Detalhes bibliográficos
Ano de defesa: 2019
Autor(a) principal: Dalbert Benjamim da Costa
Orientador(a): Não Informado pela instituição
Banca de defesa: Não Informado pela instituição
Tipo de documento: Dissertação
Tipo de acesso: Acesso aberto
Idioma: por
Instituição de defesa: Universidade Federal de Minas Gerais
Brasil
ICB - INSTITUTO DE CIÊNCIAS BIOLOGICAS
Programa de Pós-Graduação em Genética
UFMG
Programa de Pós-Graduação: Não Informado pela instituição
Departamento: Não Informado pela instituição
País: Não Informado pela instituição
Palavras-chave em Português:
Link de acesso: http://hdl.handle.net/1843/33945
Resumo: During the course of biological evolution, organisms with different degrees of complexity have arisen.
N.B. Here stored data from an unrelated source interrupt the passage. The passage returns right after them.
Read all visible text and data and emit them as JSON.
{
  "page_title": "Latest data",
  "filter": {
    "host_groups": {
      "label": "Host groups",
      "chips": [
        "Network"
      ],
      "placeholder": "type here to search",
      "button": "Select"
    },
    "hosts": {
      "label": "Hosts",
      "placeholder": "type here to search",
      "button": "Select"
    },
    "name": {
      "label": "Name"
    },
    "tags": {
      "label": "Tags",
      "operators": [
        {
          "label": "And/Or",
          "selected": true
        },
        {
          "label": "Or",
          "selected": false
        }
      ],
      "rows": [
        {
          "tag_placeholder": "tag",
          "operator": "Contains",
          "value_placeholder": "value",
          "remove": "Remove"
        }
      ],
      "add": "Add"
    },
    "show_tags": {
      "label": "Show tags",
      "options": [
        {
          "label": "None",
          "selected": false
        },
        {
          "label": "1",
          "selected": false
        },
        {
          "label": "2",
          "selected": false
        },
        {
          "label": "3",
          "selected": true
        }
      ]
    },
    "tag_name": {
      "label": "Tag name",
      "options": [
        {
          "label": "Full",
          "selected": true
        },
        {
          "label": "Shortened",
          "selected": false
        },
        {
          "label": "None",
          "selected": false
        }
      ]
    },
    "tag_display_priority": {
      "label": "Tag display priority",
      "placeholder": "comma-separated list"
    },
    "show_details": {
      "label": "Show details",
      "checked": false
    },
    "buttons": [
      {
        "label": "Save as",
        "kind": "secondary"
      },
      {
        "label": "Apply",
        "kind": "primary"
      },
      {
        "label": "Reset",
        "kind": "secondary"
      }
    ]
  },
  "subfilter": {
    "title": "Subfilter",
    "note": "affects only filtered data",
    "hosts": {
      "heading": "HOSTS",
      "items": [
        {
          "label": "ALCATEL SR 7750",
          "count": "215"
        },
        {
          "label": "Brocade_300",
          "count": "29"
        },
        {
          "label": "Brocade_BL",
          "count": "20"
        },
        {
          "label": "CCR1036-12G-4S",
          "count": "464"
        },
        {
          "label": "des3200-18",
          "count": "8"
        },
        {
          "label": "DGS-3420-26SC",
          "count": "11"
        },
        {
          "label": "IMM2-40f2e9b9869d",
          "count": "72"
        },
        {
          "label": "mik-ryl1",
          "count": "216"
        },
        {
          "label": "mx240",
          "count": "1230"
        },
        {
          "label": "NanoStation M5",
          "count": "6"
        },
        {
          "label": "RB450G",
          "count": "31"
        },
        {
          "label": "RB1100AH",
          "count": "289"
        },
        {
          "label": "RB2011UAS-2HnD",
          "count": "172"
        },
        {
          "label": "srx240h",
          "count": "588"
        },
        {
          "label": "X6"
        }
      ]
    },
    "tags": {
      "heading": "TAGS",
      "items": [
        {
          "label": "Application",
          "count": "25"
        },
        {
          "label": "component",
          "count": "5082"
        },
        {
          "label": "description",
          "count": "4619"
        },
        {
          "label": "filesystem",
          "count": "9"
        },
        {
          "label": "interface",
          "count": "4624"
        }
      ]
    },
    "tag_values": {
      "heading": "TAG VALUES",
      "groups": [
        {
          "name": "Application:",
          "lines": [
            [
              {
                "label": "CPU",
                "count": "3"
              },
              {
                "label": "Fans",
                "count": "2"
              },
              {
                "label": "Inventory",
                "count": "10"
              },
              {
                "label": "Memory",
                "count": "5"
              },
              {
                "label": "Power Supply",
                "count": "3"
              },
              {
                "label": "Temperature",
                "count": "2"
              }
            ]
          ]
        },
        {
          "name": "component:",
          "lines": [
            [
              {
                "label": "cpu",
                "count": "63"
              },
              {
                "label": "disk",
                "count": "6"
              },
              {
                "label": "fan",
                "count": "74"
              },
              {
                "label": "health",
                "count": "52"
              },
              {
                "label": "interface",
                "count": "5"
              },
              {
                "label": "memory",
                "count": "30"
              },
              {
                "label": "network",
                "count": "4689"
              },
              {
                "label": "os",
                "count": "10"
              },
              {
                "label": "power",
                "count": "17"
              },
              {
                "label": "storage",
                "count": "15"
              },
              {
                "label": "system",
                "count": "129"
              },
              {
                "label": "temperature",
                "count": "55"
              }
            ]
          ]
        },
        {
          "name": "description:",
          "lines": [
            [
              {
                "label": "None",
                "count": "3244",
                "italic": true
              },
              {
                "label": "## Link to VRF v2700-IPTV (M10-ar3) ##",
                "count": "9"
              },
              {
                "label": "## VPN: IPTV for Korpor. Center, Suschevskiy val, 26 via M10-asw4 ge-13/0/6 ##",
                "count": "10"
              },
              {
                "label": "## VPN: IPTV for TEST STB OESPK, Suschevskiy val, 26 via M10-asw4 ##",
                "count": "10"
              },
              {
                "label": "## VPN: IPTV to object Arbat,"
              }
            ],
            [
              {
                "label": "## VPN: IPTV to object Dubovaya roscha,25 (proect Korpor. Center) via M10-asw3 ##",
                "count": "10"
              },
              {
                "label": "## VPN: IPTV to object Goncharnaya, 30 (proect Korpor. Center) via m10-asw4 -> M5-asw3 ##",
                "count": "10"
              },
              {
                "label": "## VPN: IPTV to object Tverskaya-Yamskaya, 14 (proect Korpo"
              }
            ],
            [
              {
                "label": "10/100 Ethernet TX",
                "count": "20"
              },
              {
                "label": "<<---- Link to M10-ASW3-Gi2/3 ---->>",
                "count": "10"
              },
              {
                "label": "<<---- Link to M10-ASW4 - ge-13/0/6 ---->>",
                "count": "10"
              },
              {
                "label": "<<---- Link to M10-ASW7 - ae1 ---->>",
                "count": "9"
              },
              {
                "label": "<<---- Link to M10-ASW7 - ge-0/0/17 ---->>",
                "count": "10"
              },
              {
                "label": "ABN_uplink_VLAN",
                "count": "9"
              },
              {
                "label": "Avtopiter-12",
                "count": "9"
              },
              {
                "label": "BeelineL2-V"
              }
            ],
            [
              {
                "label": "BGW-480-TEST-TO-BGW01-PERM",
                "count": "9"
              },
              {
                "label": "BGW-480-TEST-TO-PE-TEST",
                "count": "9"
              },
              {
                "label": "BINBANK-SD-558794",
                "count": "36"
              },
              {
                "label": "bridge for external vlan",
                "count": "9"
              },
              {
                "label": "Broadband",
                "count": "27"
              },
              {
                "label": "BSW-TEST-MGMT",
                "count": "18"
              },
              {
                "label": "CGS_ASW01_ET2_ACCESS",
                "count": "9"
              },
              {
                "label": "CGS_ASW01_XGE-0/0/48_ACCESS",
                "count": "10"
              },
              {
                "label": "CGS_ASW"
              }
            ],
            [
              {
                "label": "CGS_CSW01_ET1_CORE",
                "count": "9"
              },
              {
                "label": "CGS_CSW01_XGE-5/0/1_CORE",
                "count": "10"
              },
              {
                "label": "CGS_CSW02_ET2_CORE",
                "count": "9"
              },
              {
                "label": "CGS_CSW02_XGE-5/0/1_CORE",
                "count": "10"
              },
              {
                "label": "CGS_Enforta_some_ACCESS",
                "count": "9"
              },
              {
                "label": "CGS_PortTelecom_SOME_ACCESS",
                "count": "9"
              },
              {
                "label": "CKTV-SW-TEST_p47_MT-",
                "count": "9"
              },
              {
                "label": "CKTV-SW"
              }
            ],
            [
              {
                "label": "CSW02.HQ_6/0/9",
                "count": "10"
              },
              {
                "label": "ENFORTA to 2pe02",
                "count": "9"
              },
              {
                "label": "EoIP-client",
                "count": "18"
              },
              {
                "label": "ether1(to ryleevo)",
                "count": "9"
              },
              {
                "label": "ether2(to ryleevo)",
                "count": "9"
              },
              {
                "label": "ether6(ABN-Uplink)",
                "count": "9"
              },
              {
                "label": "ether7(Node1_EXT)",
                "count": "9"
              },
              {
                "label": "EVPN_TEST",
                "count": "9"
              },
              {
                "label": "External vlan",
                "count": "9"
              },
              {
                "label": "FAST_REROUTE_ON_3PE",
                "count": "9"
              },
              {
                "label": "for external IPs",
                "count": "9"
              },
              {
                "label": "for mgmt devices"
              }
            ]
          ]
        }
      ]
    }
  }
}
For practical purposes, the number of distinct cell types has been commonly used as a proxy for biological complexity. Also during the course of evolution, new proteins emerged in Eukarya as the result of de novo gene evolution, gene duplications followed by divergence and, in several cases, functional domain shuffling. We used a statistical comparative genomics approach to study the evolution of biological complexity in Eukarya by searching for biological functions (represented as the frequency of protein domains and gene functions coded in a wide range of eukaryotic genomes) associated with their number of cell types. We selected 41 high-quality non-redundant eucaryotic proteomes in terms of gene repertoire completeness as estimated by BUSCO and, for each proteome was annotated to identify protein domains (Pfam) and biological functions (Gene Ontology - GO - terms) using InterProScan. We compute two classes of association metrics for the frequencies of each Pfam/GO term and the number of cell types. One class consists on traditional Spearman correlation, while the other is corrected to take into account the common ancestry relationships across species data, therefore correcting for this bias. For each linear model we computed p-values, and we applied multiple hypothesis correction (BH methods) to take into account the multiple-comparison problem. We considered as positive models with corrected p-values smaller than 0.05 resulting in 256 Pfam domains and 304 GO terms significantly associated with biological complexity. Among these sets we found several domains that play important roles in extracellular matrix processes, cell-cell interaction, transcription factors, hormones, regulatory processes and key factors for cell differentiation and body development processes. Taken together, our approach highlights important biological processes associated with the increase of complexity in Eukarya, suggesting their importance for the establishment of extant biological complexity.